Agents of S.H.I.E.L.D: Season 4, Episode 9 “Broken Promises” (B)

This show has a pretty incredible ability to immerse and inundate itself in one intense plotline at a moment’s notice, and after we saw Aida kill an agent and reveal that she was holding May captive at the end of the previous episode, now she’s enemy number one trying to destroy the team. Shutting down May at exactly the moment she needed to came in handy, and having Coulson get the location of the book from her while she was watching and listening to them was a great plan. Fortunately, Mac and Yo-Yo were both on the same page thanks to all the movies they had seen about robots being intelligent and taking power, and Mac was ready to slice Aida’s head off, shout “Roll credits!” and first-bump Yo-Yo in a triumphant show of human perseverance that also ranked as the most entertaining development of the hour. Unfortunately, it wasn’t the book that corrupted Aida but her original programmer, who is back to his selfish ways and trying to gain infinite knowledge thanks to the book.
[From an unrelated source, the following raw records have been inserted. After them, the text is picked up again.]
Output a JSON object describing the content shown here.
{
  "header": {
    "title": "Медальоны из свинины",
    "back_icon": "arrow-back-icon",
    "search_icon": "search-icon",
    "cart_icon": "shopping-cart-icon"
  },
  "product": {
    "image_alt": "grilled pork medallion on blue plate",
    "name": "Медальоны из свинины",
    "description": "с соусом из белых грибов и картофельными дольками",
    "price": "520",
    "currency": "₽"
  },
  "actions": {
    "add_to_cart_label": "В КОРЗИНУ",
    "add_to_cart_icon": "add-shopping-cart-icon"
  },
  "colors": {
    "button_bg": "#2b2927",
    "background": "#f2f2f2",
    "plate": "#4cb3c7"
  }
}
Having a May robot is about the best weapon he has, but the other thing that’s helpful is that no one realizes there’s still a threat. There’s also the case of Senator Nadeer, who initially seemed to go soft on her brother but had no problem putting a bullet in him herself when she saw his formidable powers in action. She’s another villain not to be underestimated who is sure to be even less kind to those she doesn’t consider family.

What I’m Watching: This Is Us

This Is Us: Season 1, Episode 11 “The Right Thing To Do” (B)

After a month-long hiatus following the strongest episode this highly acclaimed show has produced, it’s back for the new year with a decent opener. I’m glad to see that Toby didn’t code as December’s episode had suggested, though I’m now realizing that this show was never going to do something like that. Playing strip poker with Kate in the hospital and disregarding the seriousness of his heart arrhythmia was typical silliness on his part, and it was sweet to see that, after Kate confessed her love for him while she thought he was unconscious, he decided to pop the question. I’m not sure how official the engagement really is, and I’m sure that plenty of drama will follow. Kevin seems to always manage to do the wrong thing, and while he was right to tell Olivia off when she came back to restart their romance where they left off, he could have been much smarter than to so casually justify it within earshot of his new girlfriend. Randall is back to the same routine of getting far too invested in things, and offering William the chance to die in his home is a typical instance of his intensity. His attempts to get to know Jesse are also pretty poor. Back in the past, seeing Jack go and grovel to his father to get money from him so that they won’t have to move in with Rebecca’s parents demonstrated his humility and his willingness to do anything for his wife, and fortunately we know that it all turned out pretty well, even if he didn’t make it to see them as adults.